O anúncio de € 266 milhões (cerca de US$ 306 milhões) em novos investimentos pela União Europeia no Brasil, formalizado durante o II Fórum de Investimentos Brasil-União Europeia na sede da ApexBrasil, desenha um novo mapa de conectividade e desenvolvimento econômico.
Os aportes se concentram em setores críticos como transição energética, bioeconomia e, fundamentalmente, infraestrutura digital — com destaque para o projeto Mais Conectado, que destinará € 260,8 milhões para a expansão do cabo submarino EllaLink até o Pará e o Maranhão.
No entanto, o adensamento dessa infraestrutura de dados entre os dois continentes acelera uma urgência paralela e profunda que atinge diretamente o coração da Economia Criativa: a necessidade de ferramentas tecnológicas robustas de governança, rastreabilidade e proteção da propriedade intelectual em escala global.
À medida que os canais de transmissão de dados se tornam mais robustos e o fluxo comercial bilateral ultrapassa a marca dos US$ 100 bilhões, o mercado internacional da música enfrenta uma crise sistêmica de opacidade e perdas financeiras. A expansão digital, se por um lado democratiza o acesso, por outro potencializou as assimetrias na distribuição de direitos autorais.
O cenário atual é marcado pela sofisticação da pirataria digital e pelo crescimento alarmante de false flags — contestações fraudulentas de direitos que bloqueiam a monetização de criadores legítimos em plataformas de streaming. Soma-se a isso o fenômeno crônico do black box (caixa-preta), o montante global de royalties que deixa de ser pago aos reais autores devido a falhas na indexação de metadados, acumulando-se em fundos inacessíveis nas grandes corporações de distribuição.
A ameaça mais complexa e contemporânea a esse ecossistema, contudo, provém do desenvolvimento sem precedentes de modelos de inteligência artificial generativa, especificamente as Grandes Redes de Linguagem (LLM) aplicadas à música. O mercado tem chamado esse fenômeno de Música Generativa, mas se trata de plágio generativo, na prática.
Grandes corporações tecnológicas têm treinado suas redes neurais utilizando bases massivas de obras musicais protegidas por direitos autorais, sem a devida autorização, licenciamento ou compensação financeira aos criadores.
O vácuo regulatório global permite que essas plataformas extraiam o DNA criativo de compositores e produtores para gerar novos conteúdos concorrentes. Para reverter esse vetor de exploração ilegal é fundamental o desenvolvimento e a implementação de tecnologias de certificação musical internacional.

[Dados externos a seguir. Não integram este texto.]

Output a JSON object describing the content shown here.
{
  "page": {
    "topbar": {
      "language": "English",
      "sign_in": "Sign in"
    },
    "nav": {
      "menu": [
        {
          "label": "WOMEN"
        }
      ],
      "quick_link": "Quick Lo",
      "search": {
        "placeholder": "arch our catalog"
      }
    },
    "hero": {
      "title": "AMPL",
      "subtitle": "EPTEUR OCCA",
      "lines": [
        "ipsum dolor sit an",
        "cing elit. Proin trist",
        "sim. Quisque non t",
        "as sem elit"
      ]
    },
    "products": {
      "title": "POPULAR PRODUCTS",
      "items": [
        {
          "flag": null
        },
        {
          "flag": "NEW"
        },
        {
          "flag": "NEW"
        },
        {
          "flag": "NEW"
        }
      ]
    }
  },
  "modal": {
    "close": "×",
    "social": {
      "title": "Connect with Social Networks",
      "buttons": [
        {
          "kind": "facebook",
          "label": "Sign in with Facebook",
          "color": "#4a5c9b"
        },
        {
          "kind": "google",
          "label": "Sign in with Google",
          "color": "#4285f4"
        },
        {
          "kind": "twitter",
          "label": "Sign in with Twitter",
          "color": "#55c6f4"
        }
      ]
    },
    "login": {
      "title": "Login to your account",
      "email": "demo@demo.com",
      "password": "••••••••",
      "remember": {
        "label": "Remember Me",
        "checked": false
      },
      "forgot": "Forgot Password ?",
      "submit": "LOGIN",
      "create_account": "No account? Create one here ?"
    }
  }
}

Trata-se de criar sistemas de auditoria digital capazes de carimbar criptograficamente a árvore de direitos de cada obra, garantindo conformidade jurídica, transparência nas cadeias de valor e blindagem contra a raspagem de dados (scraping) não autorizada.
CertCon: Engenharia de Metadados criado do Brasil para o Mundo
Como resposta a essa vulnerabilidade digital, a infraestrutura CertCon, da Cedro Rosa Digital, opera com software proprietário, dividida em duas frentes: o CertificaSom e o ConectaSom.
O motor tecnológico foi desenvolvido em parceria de pesquisa com a Universidade Federal de Campina Grande (UFCG), sob a coordenação dos professores Herman Martins Gomes, Joseana Fachine Macêdo e Emmanoel Monteiro, estruturando uma auditoria digital em 12 etapas de metadados críticos para assegurar a autoria desde a origem.
Com forte apoio institucional, a tecnologia tem sido levada ao mercado global por meio das missões de comércio exterior da ApexBrasil.
A Cedro Rosa já participou de comitivas oficiais em Dubai (duas edições), Havana (uma edição) e China, consolidando sua presença internacional com a apresentação da plataforma no ecossistema do Web Summit Rio 2026.
A consolidação de acordos profundos entre o bloco europeu e o Brasil — que, conforme destacado pelas lideranças do fórum, cria um mercado potencial de 750 milhões de pessoas e um PIB combinado superior a US$ 22 trilhões — depende da construção de garantias
regulatórias e tecnológicas mútuas.
A segurança dos investimentos estrangeiros e a transição para uma economia industrial de alta tecnologia exigem que os ativos intangíveis, como a música e o patrimônio cultural digitalizado, recebam o mesmo nível de proteção que os minerais críticos ou a infraestrutura energética.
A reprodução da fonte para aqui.